Cinema remained its focus for the next several decades. In 1947, it was renamed the Roxy Cinema, before adopting the name Ritz Cinema in 1955 – a rebrand in line with post-war glamour and the golden age of filmgoing. The Ritz featured a large single auditorium and offered a relatively affordable night out: tickets cost sixpence for downstairs seats and ninepence for the balcony.

The Final Curtain for the Ritz

The Ritz showed its final films – I’d Rather Be Rich and Operation Petticoat – on 17 May 1966, marking the end of its cinematic era. But the building’s story didn’t stop there. Like many former cinemas across Britain, it adapted to changing tastes by reopening as a bingo hall, which operated for the next 27 years. The vast interior, once echoing with the sounds of film reels and laughter, now hosted the click of bingo pens and the shouts of winning numbers.

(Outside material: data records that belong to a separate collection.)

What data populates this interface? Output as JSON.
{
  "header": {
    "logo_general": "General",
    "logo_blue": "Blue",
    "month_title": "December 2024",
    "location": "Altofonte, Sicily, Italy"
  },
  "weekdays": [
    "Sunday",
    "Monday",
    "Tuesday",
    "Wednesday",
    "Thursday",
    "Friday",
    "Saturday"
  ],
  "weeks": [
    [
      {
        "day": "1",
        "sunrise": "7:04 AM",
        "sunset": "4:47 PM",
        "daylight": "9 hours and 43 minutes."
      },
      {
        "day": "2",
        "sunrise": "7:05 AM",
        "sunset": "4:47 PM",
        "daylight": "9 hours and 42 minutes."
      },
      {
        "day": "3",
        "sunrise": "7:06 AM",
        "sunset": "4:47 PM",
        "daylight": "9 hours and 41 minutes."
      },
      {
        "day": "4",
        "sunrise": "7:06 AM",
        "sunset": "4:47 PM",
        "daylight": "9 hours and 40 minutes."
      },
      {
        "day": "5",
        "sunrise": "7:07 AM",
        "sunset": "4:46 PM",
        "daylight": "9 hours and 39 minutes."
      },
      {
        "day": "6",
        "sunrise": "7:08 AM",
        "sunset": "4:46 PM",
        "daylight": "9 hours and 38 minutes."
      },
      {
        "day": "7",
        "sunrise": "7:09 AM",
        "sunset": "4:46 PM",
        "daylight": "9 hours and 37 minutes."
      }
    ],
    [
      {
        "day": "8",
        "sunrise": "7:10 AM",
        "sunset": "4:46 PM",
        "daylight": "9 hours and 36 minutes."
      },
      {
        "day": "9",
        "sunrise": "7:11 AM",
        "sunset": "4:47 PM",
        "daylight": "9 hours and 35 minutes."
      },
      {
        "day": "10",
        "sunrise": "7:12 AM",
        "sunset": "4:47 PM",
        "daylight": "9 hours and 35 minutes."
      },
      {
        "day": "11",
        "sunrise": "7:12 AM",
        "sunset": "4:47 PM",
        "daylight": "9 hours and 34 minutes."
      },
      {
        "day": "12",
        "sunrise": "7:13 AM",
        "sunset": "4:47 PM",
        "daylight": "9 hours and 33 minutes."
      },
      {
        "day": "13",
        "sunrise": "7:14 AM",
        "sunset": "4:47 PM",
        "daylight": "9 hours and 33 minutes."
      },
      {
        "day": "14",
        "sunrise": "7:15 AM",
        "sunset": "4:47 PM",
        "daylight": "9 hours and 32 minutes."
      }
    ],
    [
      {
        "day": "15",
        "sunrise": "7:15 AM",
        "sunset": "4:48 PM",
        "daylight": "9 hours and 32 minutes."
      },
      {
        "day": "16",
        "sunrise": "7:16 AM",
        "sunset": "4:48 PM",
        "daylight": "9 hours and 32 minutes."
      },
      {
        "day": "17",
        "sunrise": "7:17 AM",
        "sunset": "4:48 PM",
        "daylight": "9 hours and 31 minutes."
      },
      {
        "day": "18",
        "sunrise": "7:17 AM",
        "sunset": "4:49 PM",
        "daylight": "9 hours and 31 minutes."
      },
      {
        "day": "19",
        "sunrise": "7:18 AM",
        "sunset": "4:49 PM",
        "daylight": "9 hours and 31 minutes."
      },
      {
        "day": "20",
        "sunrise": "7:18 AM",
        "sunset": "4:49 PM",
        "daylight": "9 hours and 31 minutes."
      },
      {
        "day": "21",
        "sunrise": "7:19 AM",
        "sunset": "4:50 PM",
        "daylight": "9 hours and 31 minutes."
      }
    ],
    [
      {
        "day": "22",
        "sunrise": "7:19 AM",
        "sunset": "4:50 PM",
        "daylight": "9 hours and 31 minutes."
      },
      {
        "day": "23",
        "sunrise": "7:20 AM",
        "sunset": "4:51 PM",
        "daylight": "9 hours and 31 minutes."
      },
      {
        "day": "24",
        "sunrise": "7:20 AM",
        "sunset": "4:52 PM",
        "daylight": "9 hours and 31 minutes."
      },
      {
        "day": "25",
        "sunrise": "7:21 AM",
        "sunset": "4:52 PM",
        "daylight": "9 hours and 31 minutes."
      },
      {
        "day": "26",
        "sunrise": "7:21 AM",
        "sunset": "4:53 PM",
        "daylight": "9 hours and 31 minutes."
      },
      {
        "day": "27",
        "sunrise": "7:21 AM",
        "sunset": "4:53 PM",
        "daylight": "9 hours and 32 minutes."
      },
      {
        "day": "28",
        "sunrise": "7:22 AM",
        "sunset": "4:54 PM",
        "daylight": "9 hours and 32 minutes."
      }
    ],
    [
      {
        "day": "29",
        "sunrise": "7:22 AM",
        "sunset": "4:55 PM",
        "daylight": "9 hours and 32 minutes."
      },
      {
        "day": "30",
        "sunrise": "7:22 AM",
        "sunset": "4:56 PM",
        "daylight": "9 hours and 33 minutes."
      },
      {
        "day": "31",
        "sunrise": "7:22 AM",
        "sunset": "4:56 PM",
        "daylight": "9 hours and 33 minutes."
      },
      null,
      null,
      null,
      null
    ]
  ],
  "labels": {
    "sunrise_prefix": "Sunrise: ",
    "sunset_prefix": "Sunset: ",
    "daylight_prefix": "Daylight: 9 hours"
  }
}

Perhaps the most unusual chapter came in the early 1990s, when the venue briefly became a naturist health club. This curious venture was short-lived, ending in 1996.

A New Life as The Coronation Hall Pub

In 1997, the building found new purpose as a J.D. Wetherspoon pub, which it remains today under its original 1911 name: The Coronation Hall. It is one of many historic cinemas across the UK that Wetherspoon has sympathetically repurposed into pubs, preserving architectural features while adding modern hospitality.